Capacity vs DataAvail and going overboard #837

Open
opened 2024-07-07 08:47:01 +00:00 by overbring · 3 comments

Key questions

  1. Is the provision of a Capacity argument when defining a cluster layout merely informational?
  2. Is it an issue of the S3 API spec or a Garage that there is no error when uploading data to the bucket that makes the total space required go above the available space on the disk?

Cluster layout

I have created a three-node Garage cluster and applied a layout with a capacity of 8G. The data and metadata are on /mnt/DATA/{data,meta} respectively, and /mnt/DATA is the mountpoint of a 10 GB XFS-formatted partition.

Going overboard

On this cluster I've created a bucket. From a client machine I have done the following using aws s3 cp, which resulted in no errors:

  • Copied numerous files filled with random data (from /dev/urandom) totalling more than 8 GB (the cluster capacity) and less than 10 GB (the size of the XFS partition where data and metadata are stored). What is the effect of specifying a capacity?

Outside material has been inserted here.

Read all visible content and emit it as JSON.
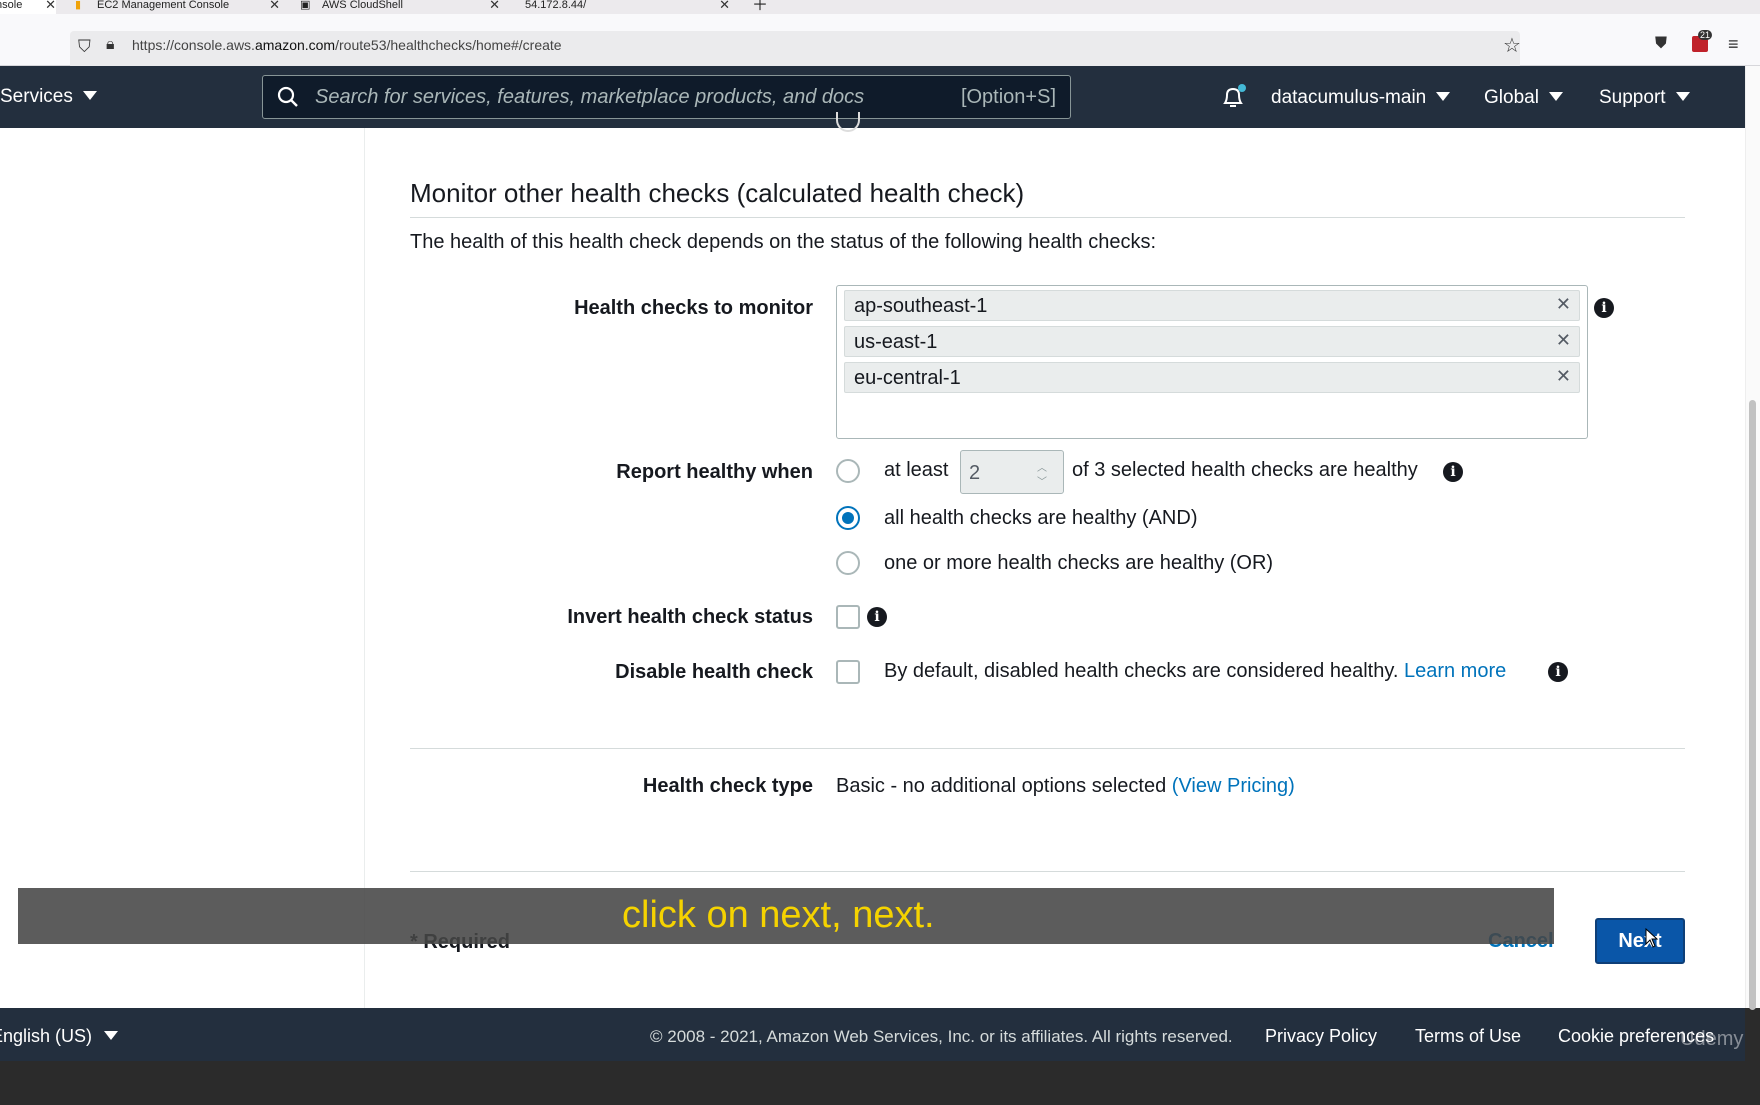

  • Kept copying such files, going above the capacity of the XFS partition. At some point the aws s3 cp operation hung and I had to Ctrl-C it. aws s3 ls on the bucket even shows the last file that caused the storage space to be exceeded, but not the last one where I had to press Ctrl-C to cancel the operation.

If I don't Ctrl-C it, I get this:

upload failed: ./random.data to s3://experiment/1720341923.data An error occurred (ServiceUnavailable) when calling the UploadPart operation (reached max retries: 2): Internal error: Could not reach quorum of 2. 0 of 3 request succeeded, others returned errors: ["IO error: No space left on device (os error 28)", "Remote error: IO error: No space left on device (os error 28)", "Remote error: IO error: No space left on device (os error 28)"]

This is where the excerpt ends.